As 2014 comes to a close, here are a few tips to make sure you don’t miss out on the tax deduction for your charitable contributions:
- The IRS requires written acknowledgement from organizations for gifts worth $250 or more.
- Keep bank records or written statements from organizations, regardless of the amount donated.
- Make sure that the organization qualifies as exempt under IRC 501(c)(3). Click here to verify your organization’s exempt status:
- Mail your donation checks by December 31, 2014. If you make a donation via credit card in 2014, but don’t pay the bill until 2015, the amount is considered deductible for 2014.

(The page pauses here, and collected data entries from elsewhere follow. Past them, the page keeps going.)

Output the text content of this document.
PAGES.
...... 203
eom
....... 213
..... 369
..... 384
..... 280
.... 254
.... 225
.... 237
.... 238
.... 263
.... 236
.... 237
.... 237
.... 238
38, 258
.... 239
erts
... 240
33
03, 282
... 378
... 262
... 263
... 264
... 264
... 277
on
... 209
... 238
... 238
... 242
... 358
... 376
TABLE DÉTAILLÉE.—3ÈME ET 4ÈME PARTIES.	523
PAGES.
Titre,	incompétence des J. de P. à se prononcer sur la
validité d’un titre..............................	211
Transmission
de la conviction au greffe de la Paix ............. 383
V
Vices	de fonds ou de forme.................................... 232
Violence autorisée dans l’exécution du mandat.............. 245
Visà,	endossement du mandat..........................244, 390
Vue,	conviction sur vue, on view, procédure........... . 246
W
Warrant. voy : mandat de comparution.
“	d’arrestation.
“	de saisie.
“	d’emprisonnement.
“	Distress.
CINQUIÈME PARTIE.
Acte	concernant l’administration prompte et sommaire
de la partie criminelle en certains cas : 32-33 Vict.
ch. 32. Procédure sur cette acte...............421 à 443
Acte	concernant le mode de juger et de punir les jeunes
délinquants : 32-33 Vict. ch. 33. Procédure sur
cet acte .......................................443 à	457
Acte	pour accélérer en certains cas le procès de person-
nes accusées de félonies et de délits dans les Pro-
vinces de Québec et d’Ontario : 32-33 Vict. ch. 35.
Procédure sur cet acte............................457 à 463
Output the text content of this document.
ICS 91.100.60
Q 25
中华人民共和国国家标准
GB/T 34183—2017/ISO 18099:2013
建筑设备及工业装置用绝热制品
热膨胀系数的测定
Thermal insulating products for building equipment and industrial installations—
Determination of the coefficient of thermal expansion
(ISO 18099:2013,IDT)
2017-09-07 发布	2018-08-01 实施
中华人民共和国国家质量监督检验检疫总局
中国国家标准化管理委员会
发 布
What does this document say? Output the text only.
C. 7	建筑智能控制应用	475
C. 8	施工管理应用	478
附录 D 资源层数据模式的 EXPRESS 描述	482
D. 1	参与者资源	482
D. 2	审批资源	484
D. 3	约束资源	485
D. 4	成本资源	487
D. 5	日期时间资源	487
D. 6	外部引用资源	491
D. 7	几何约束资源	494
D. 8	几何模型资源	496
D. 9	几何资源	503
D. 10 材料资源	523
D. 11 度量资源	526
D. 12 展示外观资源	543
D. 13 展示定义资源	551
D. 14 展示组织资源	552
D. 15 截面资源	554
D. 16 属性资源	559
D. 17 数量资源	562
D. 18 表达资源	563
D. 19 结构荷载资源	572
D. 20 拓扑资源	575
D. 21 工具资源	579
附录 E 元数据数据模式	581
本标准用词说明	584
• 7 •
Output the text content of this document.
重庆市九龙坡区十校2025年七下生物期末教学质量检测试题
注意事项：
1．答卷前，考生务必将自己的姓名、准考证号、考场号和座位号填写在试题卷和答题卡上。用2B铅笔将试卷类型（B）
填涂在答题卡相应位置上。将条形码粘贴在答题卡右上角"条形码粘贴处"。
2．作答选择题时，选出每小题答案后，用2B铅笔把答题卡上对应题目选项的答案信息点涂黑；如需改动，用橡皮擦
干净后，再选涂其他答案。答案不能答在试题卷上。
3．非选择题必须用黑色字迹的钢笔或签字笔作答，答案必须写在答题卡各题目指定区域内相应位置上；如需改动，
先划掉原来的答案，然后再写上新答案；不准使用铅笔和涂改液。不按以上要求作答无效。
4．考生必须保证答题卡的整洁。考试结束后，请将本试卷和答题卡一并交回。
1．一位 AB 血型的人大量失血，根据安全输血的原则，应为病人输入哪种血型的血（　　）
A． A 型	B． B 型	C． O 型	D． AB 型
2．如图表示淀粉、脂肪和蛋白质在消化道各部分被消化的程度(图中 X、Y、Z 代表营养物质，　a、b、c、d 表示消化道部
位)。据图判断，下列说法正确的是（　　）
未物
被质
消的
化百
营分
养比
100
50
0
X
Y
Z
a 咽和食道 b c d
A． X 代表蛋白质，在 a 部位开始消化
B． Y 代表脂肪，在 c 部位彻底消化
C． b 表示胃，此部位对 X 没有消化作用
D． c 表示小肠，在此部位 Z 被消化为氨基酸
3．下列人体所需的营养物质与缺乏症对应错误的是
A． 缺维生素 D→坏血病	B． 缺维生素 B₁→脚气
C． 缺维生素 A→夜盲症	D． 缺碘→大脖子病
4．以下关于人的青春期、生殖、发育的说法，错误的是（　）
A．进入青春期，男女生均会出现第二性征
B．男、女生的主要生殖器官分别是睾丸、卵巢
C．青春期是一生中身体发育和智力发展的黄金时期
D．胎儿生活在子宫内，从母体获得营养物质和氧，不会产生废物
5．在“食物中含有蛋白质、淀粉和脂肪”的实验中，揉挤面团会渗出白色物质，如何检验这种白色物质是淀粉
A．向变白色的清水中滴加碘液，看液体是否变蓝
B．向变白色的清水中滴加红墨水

- If you’ve donated a vehicle valued at more than $500, the deduction may be limited to the gross proceeds from its sale
For those of you feeling especially generous this holiday season, consider contributing to donor-advised fund (DAF). Donors contribute a minimum (usually $5,000) to their account and get an immediate tax deduction. Now, the donor has the right to recommend grants to his or her favorite charitable organizations and to contribute to the DAF throughout the year.
DAF are a great way to increase your support of charitable organizations, since your investment earns interest tax-free. Your grants will be distributed to organizations throughout the year, helping them with cash flow management and ensuring that projects and initiatives drive funding, not year-end planning.